O lugar de Iker Casillas na história do Real Madrid é indiscutível. Titular do clube desde os 18 anos, vencedor em duas Ligas dos Campeões e cinco Campeonatos Espanhóis, terceiro jogador com mais partidas. Pronto para se tornar recordista? O goleiro não precisaria de muito, mas isso talvez nunca aconteça. Casillas tem sua posição outra vez em xeque no Santiago Bernabéu. Pois os questionamentos sobre sua titularidade, que pareciam ter ficado para trás desde a saída de José Mourinho, voltaram à tona com Carlo Ancelotti.
A escolha de Diego López na estreia de La Liga surpreendeu a todos – e, segundo a atônita imprensa espanhola, até mesmo ao elenco. O treinador justificou sua decisão por achar que o virtual reserva estava um pouco à frente de Casillas e afirmou que esta não passa de uma opção eventual, não necessariamente o definitivo para a temporada. De qualquer forma, soou estranho. O capitão tinha sido titular na pré-temporada e os relatos eram de que estava voando nos treinamentos.
A postura de Ancelotti, no entanto, faz parecer que o problema com Casillas vai além do mero âmbito esportivo. Conforme o jornal El País, um dos pedidos de Mourinho para permanecer em Madri, como queria o presidente Florentino Pérez, era vender a “ovelha negra”. Por uma série de outros imbróglios, o português saiu. Mas a relação entre o dirigente e o capitão, que era basicamente institucional, teria se deteriorado ainda mais.
A motivação de Casillas seria outro problema. Depois de se lesionar na temporada passada e de ser colocado de lado, o goleiro não estaria demonstrando tanta vontade para dar a volta por cima. As vaias de parte da torcida, para quem estaria agindo contra o clube ao envenenar os companheiros contra Mourinho, também pesou. Neste domingo, mesmo começando do zero com Ancelotti, o camisa 1 sequer se aqueceu quando ficou sabendo que começaria no banco, com Diego López fazendo os trabalhos com Tomás Mejías, que sequer foi relacionado.

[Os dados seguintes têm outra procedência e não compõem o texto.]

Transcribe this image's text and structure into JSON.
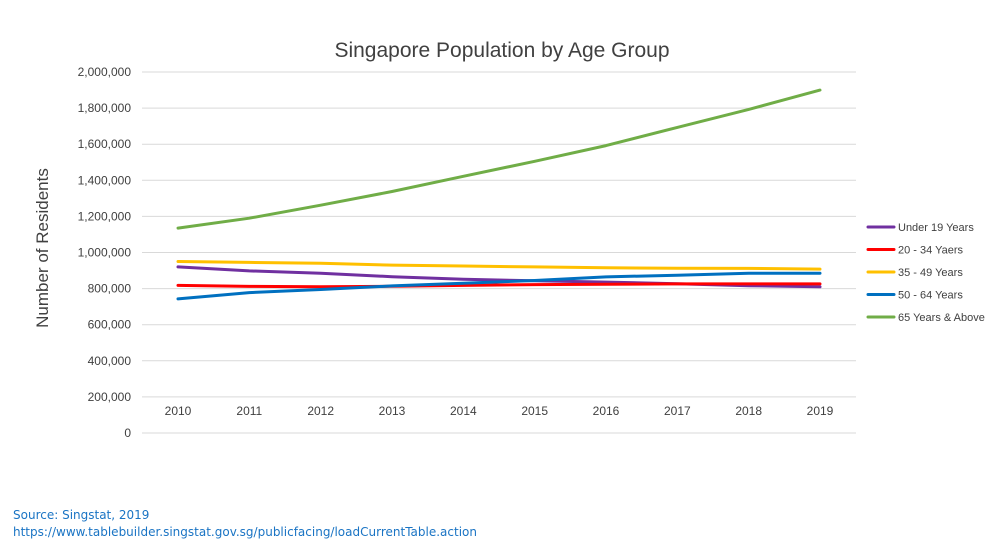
{
  "chart_data": {
    "type": "line",
    "title": "Singapore Population by Age Group",
    "ylabel": "Number of Residents",
    "xlabel": "",
    "x": [
      "2010",
      "2011",
      "2012",
      "2013",
      "2014",
      "2015",
      "2016",
      "2017",
      "2018",
      "2019"
    ],
    "ylim": [
      0,
      2000000
    ],
    "yticks": [
      "0",
      "200,000",
      "400,000",
      "600,000",
      "800,000",
      "1,000,000",
      "1,200,000",
      "1,400,000",
      "1,600,000",
      "1,800,000",
      "2,000,000"
    ],
    "grid": true,
    "legend_position": "right",
    "series": [
      {
        "name": "Under 19 Years",
        "color": "#7030a0",
        "values": [
          920000,
          898000,
          885000,
          866000,
          852000,
          843000,
          836000,
          827000,
          816000,
          810000
        ]
      },
      {
        "name": "20 - 34 Yaers",
        "color": "#ff0000",
        "values": [
          818000,
          812000,
          810000,
          813000,
          818000,
          822000,
          824000,
          826000,
          826000,
          826000
        ]
      },
      {
        "name": "35 - 49 Years",
        "color": "#ffc000",
        "values": [
          950000,
          945000,
          940000,
          930000,
          925000,
          920000,
          915000,
          913000,
          912000,
          908000
        ]
      },
      {
        "name": "50 - 64 Years",
        "color": "#0070c0",
        "values": [
          743000,
          778000,
          795000,
          815000,
          830000,
          845000,
          865000,
          874000,
          885000,
          885000
        ]
      },
      {
        "name": "65 Years & Above",
        "color": "#70ad47",
        "values": [
          1135000,
          1190000,
          1262000,
          1338000,
          1422000,
          1505000,
          1592000,
          1693000,
          1793000,
          1900000
        ]
      }
    ]
  },
  "source": {
    "line1": "Source: Singstat, 2019",
    "line2": "https://www.tablebuilder.singstat.gov.sg/publicfacing/loadCurrentTable.action"
  }
}
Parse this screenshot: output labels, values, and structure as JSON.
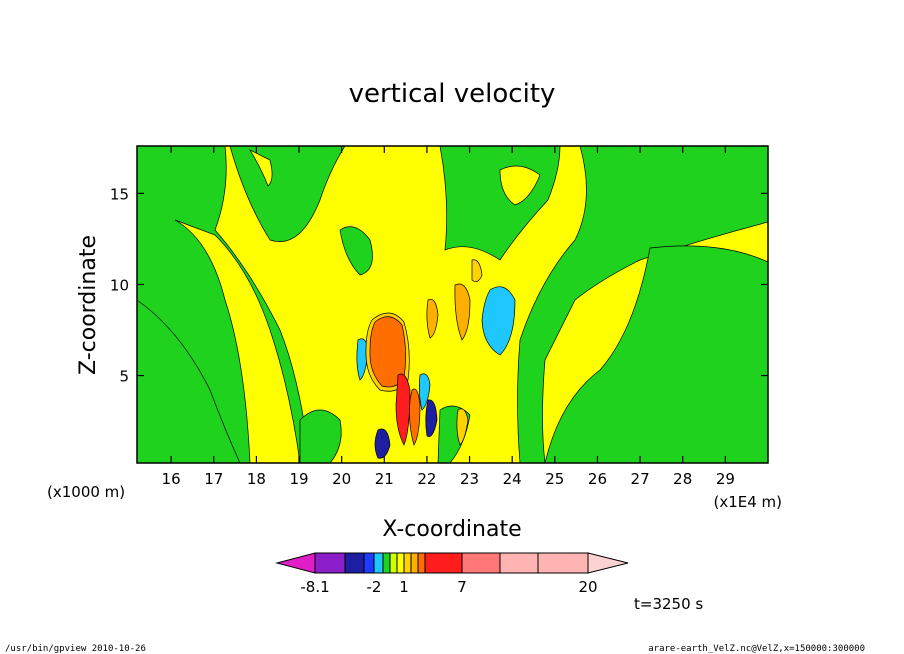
{
  "chart_data": {
    "type": "heatmap",
    "title": "vertical velocity",
    "xlabel": "X-coordinate",
    "ylabel": "Z-coordinate",
    "x_unit_left": "(x1000 m)",
    "x_unit_right": "(x1E4 m)",
    "xlim": [
      15.2,
      30.0
    ],
    "ylim": [
      0.2,
      17.6
    ],
    "x_ticks": [
      16,
      17,
      18,
      19,
      20,
      21,
      22,
      23,
      24,
      25,
      26,
      27,
      28,
      29
    ],
    "y_ticks": [
      5,
      10,
      15
    ],
    "colorbar": {
      "colors": [
        "#e01ec8",
        "#8a1ec8",
        "#1e1ea0",
        "#1e3cff",
        "#1ec8ff",
        "#1ed21e",
        "#cdff00",
        "#ffff00",
        "#ffd200",
        "#ffaf00",
        "#ff6e00",
        "#ff1e1e",
        "#ff7878",
        "#ffb4b4",
        "#ffd2d2"
      ],
      "tick_labels": [
        "-8.1",
        "-2",
        "1",
        "7",
        "20"
      ]
    },
    "time_label": "t=3250 s"
  },
  "footer": {
    "left": "/usr/bin/gpview   2010-10-26",
    "right": "arare-earth_VelZ.nc@VelZ,x=150000:300000"
  }
}
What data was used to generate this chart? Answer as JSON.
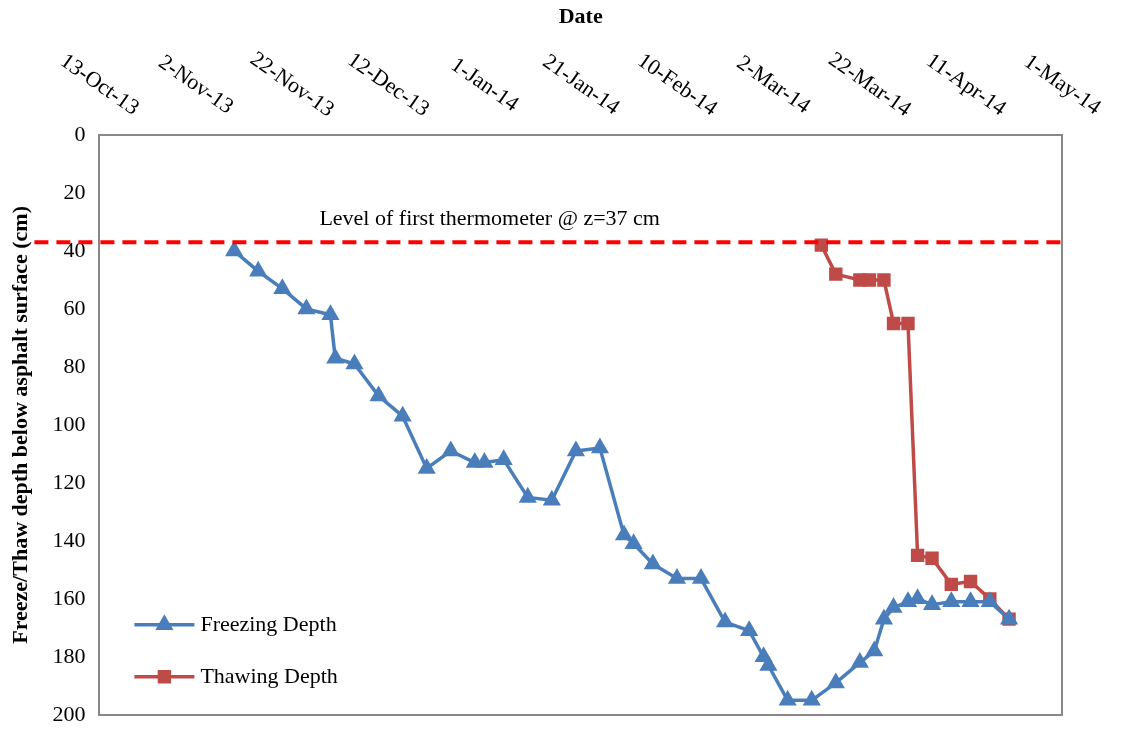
{
  "chart_data": {
    "type": "line",
    "xlabel": "Date",
    "ylabel": "Freeze/Thaw depth below asphalt surface (cm)",
    "xlim": [
      "2013-10-13",
      "2014-05-01"
    ],
    "xticks": [
      {
        "value": "2013-10-13",
        "label": "13-Oct-13"
      },
      {
        "value": "2013-11-02",
        "label": "2-Nov-13"
      },
      {
        "value": "2013-11-22",
        "label": "22-Nov-13"
      },
      {
        "value": "2013-12-12",
        "label": "12-Dec-13"
      },
      {
        "value": "2014-01-01",
        "label": "1-Jan-14"
      },
      {
        "value": "2014-01-21",
        "label": "21-Jan-14"
      },
      {
        "value": "2014-02-10",
        "label": "10-Feb-14"
      },
      {
        "value": "2014-03-02",
        "label": "2-Mar-14"
      },
      {
        "value": "2014-03-22",
        "label": "22-Mar-14"
      },
      {
        "value": "2014-04-11",
        "label": "11-Apr-14"
      },
      {
        "value": "2014-05-01",
        "label": "1-May-14"
      }
    ],
    "ylim": [
      200,
      0
    ],
    "yticks": [
      0,
      20,
      40,
      60,
      80,
      100,
      120,
      140,
      160,
      180,
      200
    ],
    "grid": false,
    "legend": "bottom left",
    "line_style": "solid",
    "series": [
      {
        "name": "Freezing Depth",
        "color": "#4a7ebb",
        "marker": "triangle",
        "x": [
          "2013-11-10",
          "2013-11-15",
          "2013-11-20",
          "2013-11-25",
          "2013-11-30",
          "2013-12-01",
          "2013-12-05",
          "2013-12-10",
          "2013-12-15",
          "2013-12-20",
          "2013-12-25",
          "2013-12-30",
          "2014-01-01",
          "2014-01-05",
          "2014-01-10",
          "2014-01-15",
          "2014-01-20",
          "2014-01-25",
          "2014-01-30",
          "2014-02-01",
          "2014-02-05",
          "2014-02-10",
          "2014-02-15",
          "2014-02-20",
          "2014-02-25",
          "2014-02-28",
          "2014-03-01",
          "2014-03-05",
          "2014-03-10",
          "2014-03-15",
          "2014-03-20",
          "2014-03-23",
          "2014-03-25",
          "2014-03-27",
          "2014-03-30",
          "2014-04-01",
          "2014-04-04",
          "2014-04-08",
          "2014-04-12",
          "2014-04-16",
          "2014-04-20"
        ],
        "values": [
          40,
          47,
          53,
          60,
          62,
          77,
          79,
          90,
          97,
          115,
          109,
          113,
          113,
          112,
          125,
          126,
          109,
          108,
          138,
          141,
          148,
          153,
          153,
          168,
          171,
          180,
          183,
          195,
          195,
          189,
          182,
          178,
          167,
          163,
          161,
          160,
          162,
          161,
          161,
          161,
          167
        ]
      },
      {
        "name": "Thawing Depth",
        "color": "#be4b48",
        "marker": "square",
        "x": [
          "2014-03-12",
          "2014-03-15",
          "2014-03-20",
          "2014-03-22",
          "2014-03-25",
          "2014-03-27",
          "2014-03-30",
          "2014-04-01",
          "2014-04-04",
          "2014-04-08",
          "2014-04-12",
          "2014-04-16",
          "2014-04-20"
        ],
        "values": [
          38,
          48,
          50,
          50,
          50,
          65,
          65,
          145,
          146,
          155,
          154,
          160,
          167
        ]
      }
    ],
    "ref_lines": [
      {
        "axis": "y",
        "value": 37,
        "label": "Level of first thermometer @ z=37 cm",
        "color": "#ff0000",
        "line_style": "dashed"
      }
    ]
  }
}
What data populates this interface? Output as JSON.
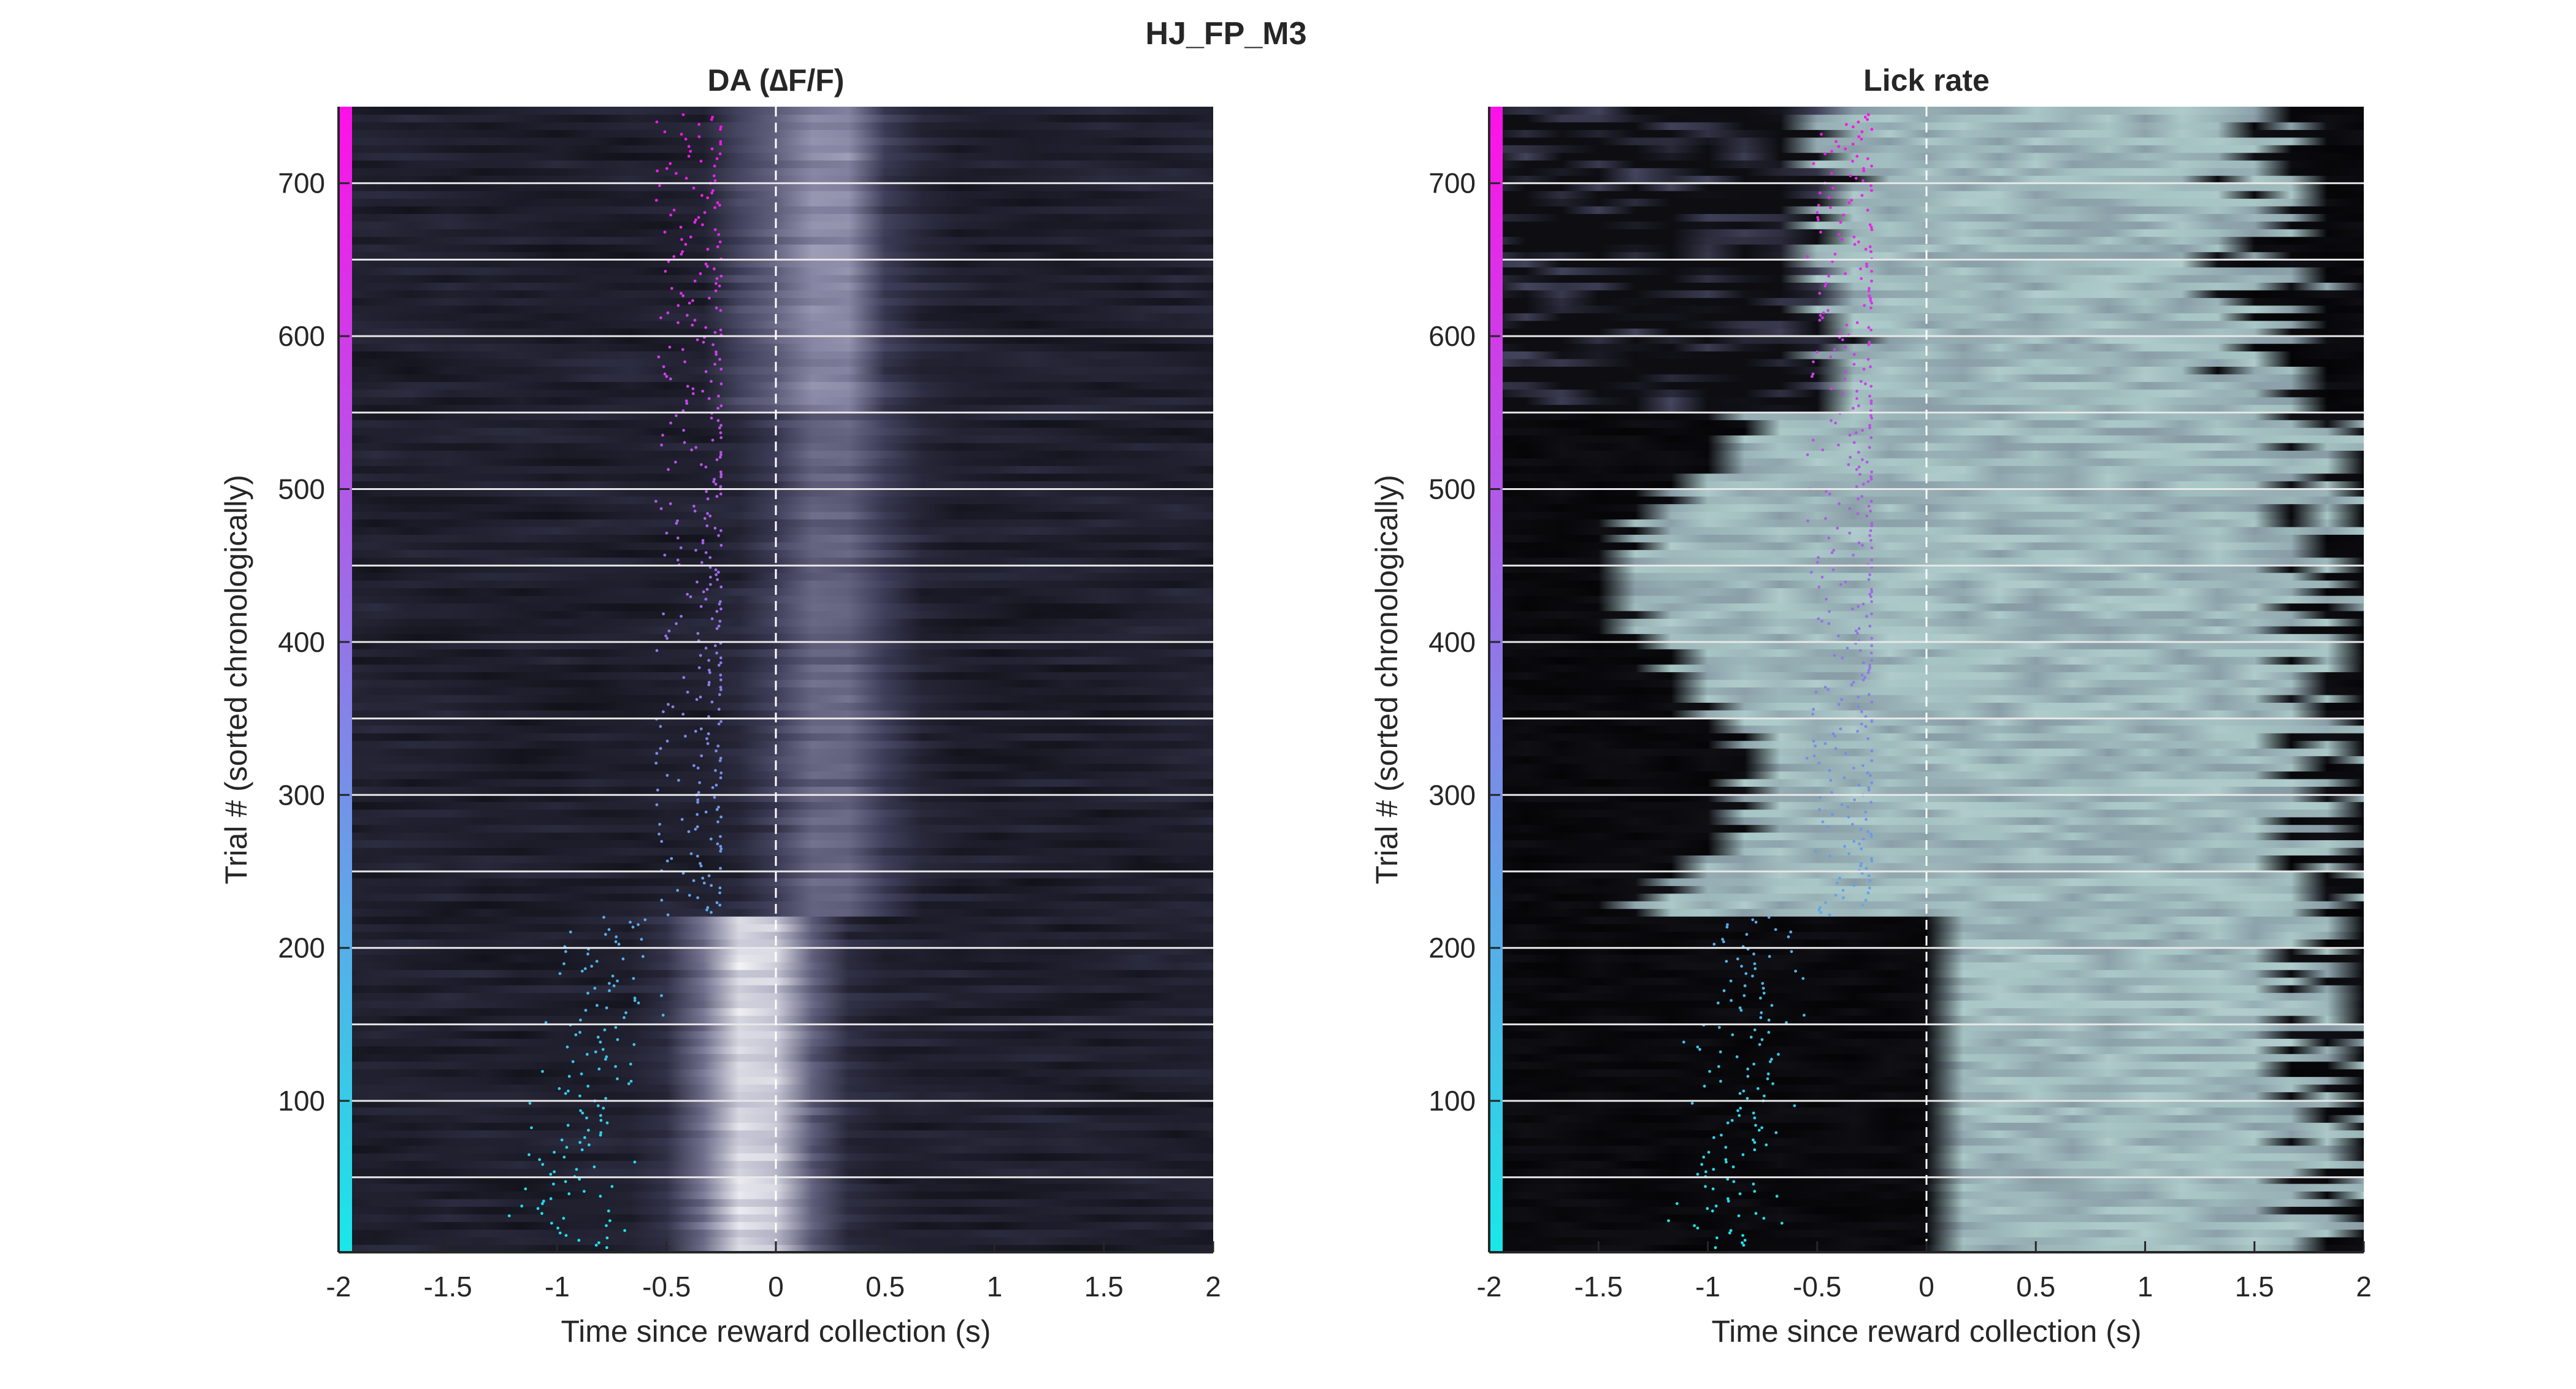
{
  "figure": {
    "title": "HJ_FP_M3"
  },
  "chart_data": [
    {
      "type": "heatmap",
      "title": "DA (∆F/F)",
      "xlabel": "Time since reward collection (s)",
      "ylabel": "Trial # (sorted chronologically)",
      "xlim": [
        -2,
        2
      ],
      "ylim": [
        1,
        750
      ],
      "x_ticks": [
        -2,
        -1.5,
        -1,
        -0.5,
        0,
        0.5,
        1,
        1.5,
        2
      ],
      "x_tick_labels": [
        "-2",
        "-1.5",
        "-1",
        "-0.5",
        "0",
        "0.5",
        "1",
        "1.5",
        "2"
      ],
      "y_ticks": [
        100,
        200,
        300,
        400,
        500,
        600,
        700
      ],
      "y_tick_labels": [
        "100",
        "200",
        "300",
        "400",
        "500",
        "600",
        "700"
      ],
      "n_trials": 750,
      "block_boundaries": [
        50,
        100,
        150,
        200,
        250,
        300,
        350,
        400,
        450,
        500,
        550,
        600,
        650,
        700
      ],
      "event_line_x": 0,
      "trial_colorbar": {
        "from": "#18e8e8",
        "to": "#ff10e8"
      },
      "colormap": [
        "#000000",
        "#3a3a55",
        "#8a8aa8",
        "#ffffff"
      ],
      "grid": false,
      "legend": "none"
    },
    {
      "type": "heatmap",
      "title": "Lick rate",
      "xlabel": "Time since reward collection (s)",
      "ylabel": "Trial # (sorted chronologically)",
      "xlim": [
        -2,
        2
      ],
      "ylim": [
        1,
        750
      ],
      "x_ticks": [
        -2,
        -1.5,
        -1,
        -0.5,
        0,
        0.5,
        1,
        1.5,
        2
      ],
      "x_tick_labels": [
        "-2",
        "-1.5",
        "-1",
        "-0.5",
        "0",
        "0.5",
        "1",
        "1.5",
        "2"
      ],
      "y_ticks": [
        100,
        200,
        300,
        400,
        500,
        600,
        700
      ],
      "y_tick_labels": [
        "100",
        "200",
        "300",
        "400",
        "500",
        "600",
        "700"
      ],
      "n_trials": 750,
      "block_boundaries": [
        50,
        100,
        150,
        200,
        250,
        300,
        350,
        400,
        450,
        500,
        550,
        600,
        650,
        700
      ],
      "event_line_x": 0,
      "trial_colorbar": {
        "from": "#18e8e8",
        "to": "#ff10e8"
      },
      "colormap": [
        "#000000",
        "#4a4a66",
        "#a8c6c6",
        "#ffffff"
      ],
      "grid": false,
      "legend": "none"
    }
  ]
}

O vestiário do Real Madrid já não é o maior exemplo de união, especialmente da cisão criada nos tempos de Mourinho entre os partidários do técnico e seus opositores. A situação melhorou no fim da temporada passada, quando a maioria se voltou contra o português, mas não significa a coesão total do grupo. Qual o papel de Casillas na estabilidade deste ambiente? Sua preponderância é evidente, mas ainda não está claro para que lado pende na avaliação de Ancelotti depois de domingo.
Capitão em xeque: a situação não é inédita

A situação, de certa forma, lembra os últimos tempos de Raúl no Bernabéu. Mourinho descartou a permanência do camisa 7 principalmente para se livrar do “dono do time”. Será que o mesmo aconteceria com Casillas? Sua qualidade técnica é inegável e, no geral, o camisa 1 é superior a Diego López. Porém, a fase de seu concorrente é excelente e, contando que a postura do capitão esteja em questionamento, apostar em Diego não é nenhuma loucura.
Aos 32 anos, Casillas tem seu nome colocado no mercado. Surgiram especulações de que o goleiro poderia ir ao Barcelona e ao Manchester United, que a princípio são absurdas. O Arsenal também surge como concorrente, em uma de suas principais carências. Pela idade, o espanhol deve ter ao menos cinco anos de carreira. E considerando que poucos goleiros no mundo chegam ao seu nível, em uma posição carente em muitos gigantes europeus, mercado não deverá faltar ao camisa 1.
Tanta imaginação pode ser falsa. Ancelotti talvez volte a dar lugar cativo a Casillas no gol do Real. Todavia, parece haver pelo menos um aviso em toda essa história. Não é porque o espanhol detém a braçadeira de capitão que será o dono do time. Precisa estar igualmente concentrado e fechado com o treinador. Superar as desconfianças não será tão fácil, mas Casillas tem experiência para tanto. Até porque, se quiser fazer ainda mais história com os merengues e não comprometer seu desempenho com a seleção espanhola na Copa do Mundo por falta de ritmo, ele depende diretamente disso.